ArteSiena 2019 se termine : un aperçu des expositions de cette édition


La programmation d'ArteSiena 2019 touche à sa fin. Retour sur les expositions qui ont eu lieu lors de cette édition.

La revue ArteSiena 2019 s’achève : plusieurs expositions ont été présentées dans le cadre de cette programmation, toutes accueillies à la galerie Cesare Olmastroni du Palazzo Patrizi de Sienne.

La dernière exposition de l’année, Itinerari attraverso ed oltre il tempo, un solo show de Giuliano Censini (Sinalunga, 1951), s’est déroulée du 30 août au 15 septembre 2019. À cette occasion, une trentaine d’œuvres de l’artiste siennois ont été exposées, conçues comme un voyage artistique et existentiel, dans lequel la mémoire joue un rôle fondamental, comme un trait d’union entre ce qui a été perdu et ce qui continue d’être.
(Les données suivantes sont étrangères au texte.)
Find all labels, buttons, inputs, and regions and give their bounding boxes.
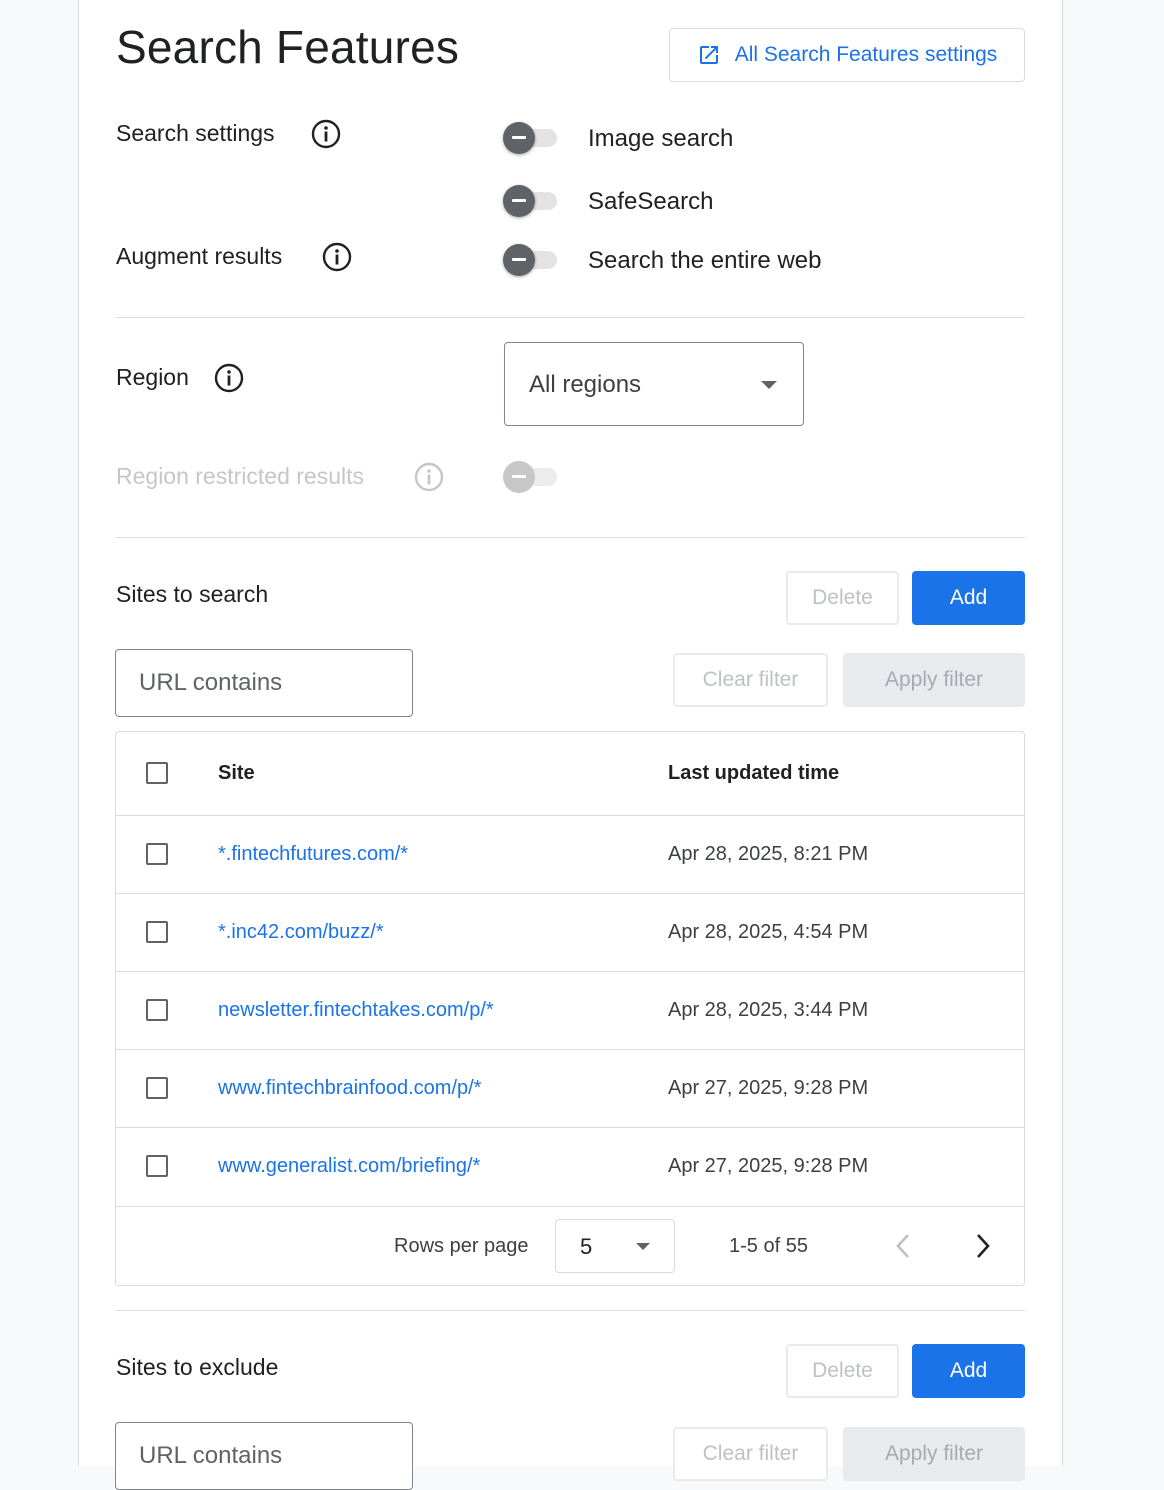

La superposition des couleurs et des matériaux témoigne de ce lien : chaque couche s’ajoute à une autre pour finalement créer un corps unique. À travers ses œuvres, l’artiste dialogue avec lui-même et, grâce à ses souvenirs, arrive à des scènes nocturnes, des marines, des paysages familiers. Ainsi, chaque tableau devient une révélation, une évocation, un état d’esprit à rendre au monde.
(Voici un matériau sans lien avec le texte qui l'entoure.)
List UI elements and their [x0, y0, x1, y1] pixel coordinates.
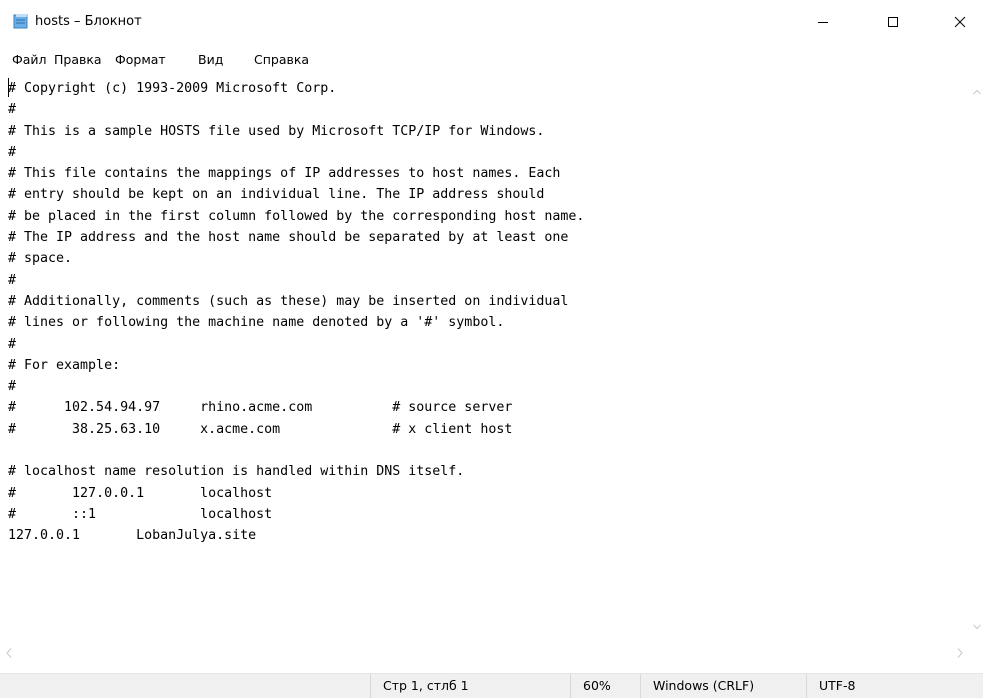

Du 9 au 25 août 2019, le coucher de soleil a été le protagoniste de l’exposition I Crepuscolari de l’artiste italo-américain Roberto Bocci. Le public a été emmené dans un voyage photographique qui racontait les moments avant et après un coucher de soleil. Des panoramas numériques chargés d’une signification métaphorique et symbolique, où la transition entre le jour et la nuit, la lumière et l’obscurité, l’être et le non-être, représentent la vie qui va et qui vient. En raison de la lumière particulière propre au coucher du soleil, les figures humaines se perdent, les horizons deviennent surréalistes. Derrière ces clichés se cache également une réflexion sur le changement climatique qui s’est produit en raison de l’abus de l’homme sur la Terre : cela conduira bientôt au crépuscule de notre existence sur notre planète. Un mode de vie durable et écologique est donc nécessaire.
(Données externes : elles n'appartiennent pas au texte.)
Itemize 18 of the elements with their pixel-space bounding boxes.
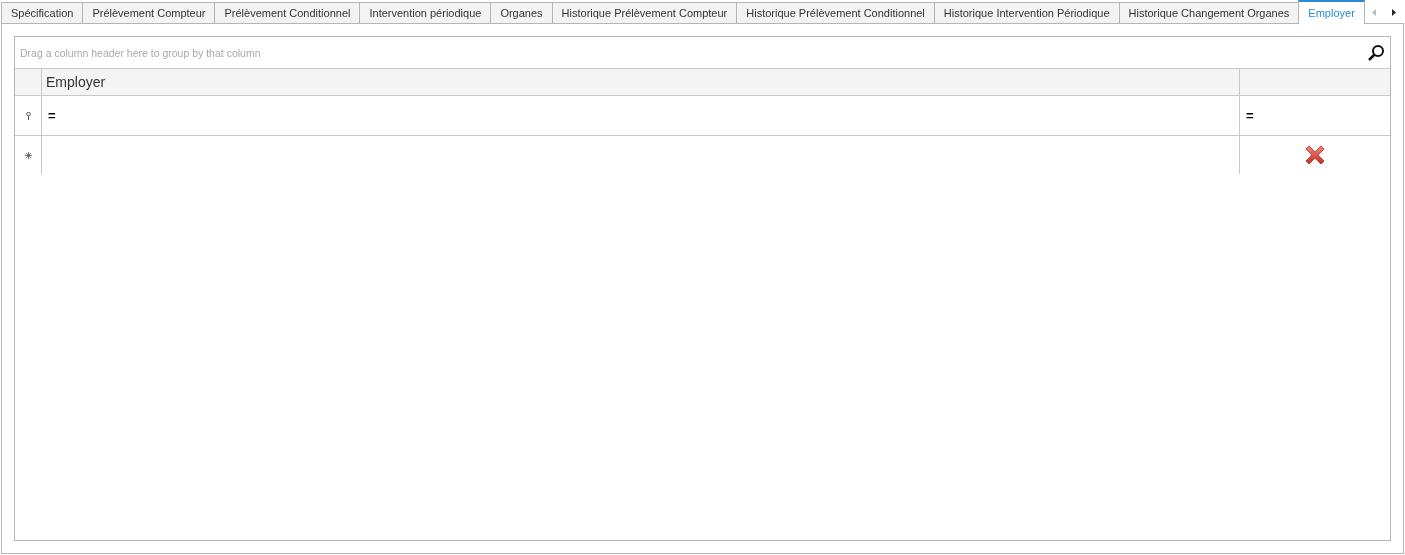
- tab[interactable]: Spécification: [1, 2, 84, 24]
- tab[interactable]: Prélèvement Conditionnel: [214, 2, 361, 24]
- asterisk-icon: [24, 151, 32, 159]
- tab[interactable]: Historique Intervention Périodique: [933, 2, 1120, 24]
- pin-icon: [25, 111, 31, 120]
- group-panel-hint: Drag a column header here to group by that column: [20, 46, 261, 59]
- scroll-right-icon[interactable]: [1391, 9, 1396, 16]
- filter-condition[interactable]: =: [48, 108, 56, 123]
- tab[interactable]: Employer: [1298, 0, 1365, 24]
- column-header[interactable]: Employer: [46, 74, 106, 90]
- tab[interactable]: Prélèvement Compteur: [82, 2, 216, 24]
- tab[interactable]: Historique Prélèvement Compteur: [551, 2, 738, 24]
- tab[interactable]: Intervention périodique: [359, 2, 492, 24]
- filter-condition[interactable]: =: [1246, 108, 1254, 123]
- tab[interactable]: Historique Prélèvement Conditionnel: [736, 2, 935, 24]
- tab[interactable]: Organes: [490, 2, 553, 24]
- tab[interactable]: Historique Changement Organes: [1118, 2, 1300, 24]
- search-icon[interactable]: [1367, 43, 1385, 62]
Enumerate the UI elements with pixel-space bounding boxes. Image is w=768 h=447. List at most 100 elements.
Giuliano Censini, D'inverno cercando la linea del mare (2018 ; technique mixte sur toile, 100 x 120).
Giuliano Censini, D’inverno cercando la linea del mare (2018 ; techniques mixtes sur toile, 100 x 120).

Roberto Bocci, une photo du projet Crepuscolari
Roberto Bocci, une photographie du projet Crepuscolari.


L’exposition d’Olga Niescier (Bialystok, 1978), intitulée Structura Naturalis, s’est déroulée du 12 juillet au 4 août 2019. À cette occasion, des œuvres de la peintre polonaise créées entre 2013 et 2016 ont été exposées. Ses peintures tridimensionnelles aux teintes vibrantes sur des toiles en fibre de jute végétale peuvent être assimilées à de l’ action painting: la couleur est sculptée, gravée, renversée et éclaboussée sur la toile, mais aussi mélangée avec des encres, des pastels, des pigments en poudre et à l’huile ou des herbes séchées. L’intention de l’artiste est d’exprimer sa forte relation avec Mère Nature en soulignant l’aspect spirituel de ses œuvres : elles rappellent la peinture de paysage asiatique historique et le monde zen. Cependant, ses peintures subissent également l’influence de l’avant-garde polonaise, en particulier de Wladyslaw Strzeminski, le père de l’Unisme, une théorie basée sur l’idée de l’unité et de l’homogénéité de tous les éléments de la composition.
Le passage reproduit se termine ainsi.